Zeitung Heute : Öffentliche Taschen

Robert Birnbaum

Heute soll der Koalitionsvertrag unterschrieben werden. Angeblich kommen einige zu gut dabei weg. Raffen die Politiker wirklich?


Der Vorwurf gehört zum Standardrepertoire nach dem dritten Bier am Stammtisch: „Uns predigen sie Verzicht, aber bei sich selber wollen sie nichts davon wissen!“ Politiker und ihre Bezüge – ein weites Feld für Neiddebatten. Dabei geht es meist weniger um die absolute Höhe der Politikereinkünfte. Dass ein Kanzler, ein Minister oder ein Abgeordneter keinesfalls im Geld schwimmen, hat sich inzwischen bei vielen Bürgern herumgesprochen. Aber je lautstärker die Sparappelle ans Volk aus Berlin erschallen, desto lauter das Echo: „Selber sparen!“

In der Koalitionsvereinbarung ist davon direkt nichts zu finden. Gleichwohl gibt es eine indirekte Wirkung: Da die Ministergehälter an die Entwicklung der Beamtenbezüge gekoppelt sind, wirkt sich die geplante Kappung des Weihnachtsgelds auch auf die Chefs aus. Vom zweiten Sparbeitrag, den die Bundesbeamten erbringen sollen – indem sie künftig fürs gleiche Geld eine Stunde länger in der Woche arbeiten – ist das Kabinett nicht betroffen. Dessen Arbeitsbelastung geht sowieso weit über solche Regeln hinaus.

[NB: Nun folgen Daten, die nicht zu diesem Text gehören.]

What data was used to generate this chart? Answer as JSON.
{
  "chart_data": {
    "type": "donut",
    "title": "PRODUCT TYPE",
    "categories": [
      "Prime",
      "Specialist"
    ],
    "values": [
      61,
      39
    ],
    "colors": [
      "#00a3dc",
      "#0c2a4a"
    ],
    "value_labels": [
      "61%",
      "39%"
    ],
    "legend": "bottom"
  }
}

Daran gemessen, erst recht im Vergleich zu Managergehältern in der Wirtschaft sind die Bezüge der Regierenden eher bescheiden. Der Kanzler kommt auf monatlich etwa 19400 Euro, Minister liegen maximal bei etwa 16000 Euro im Monat. Auch Abgeordnete im Bundestag zählen nicht unbedingt zu den Großverdienern. Die Diäten im Bundestag liegen seit 2003 bei 7009 Euro. Dazu kommt allerdings noch eine steuerfreie Kostenpauschale, die jährlich angepasst wird – derzeit von 3589 Euro – und das Recht auf Zuverdienst. Der kann üppig ausfallen. Mancher Parlamentarier verdient nebenher mehr als als Volksvertreter. Abschaffen will das aber niemand, um zum Beispiel Freiberufler nicht von vornherein von einem Mandat abzuschrecken.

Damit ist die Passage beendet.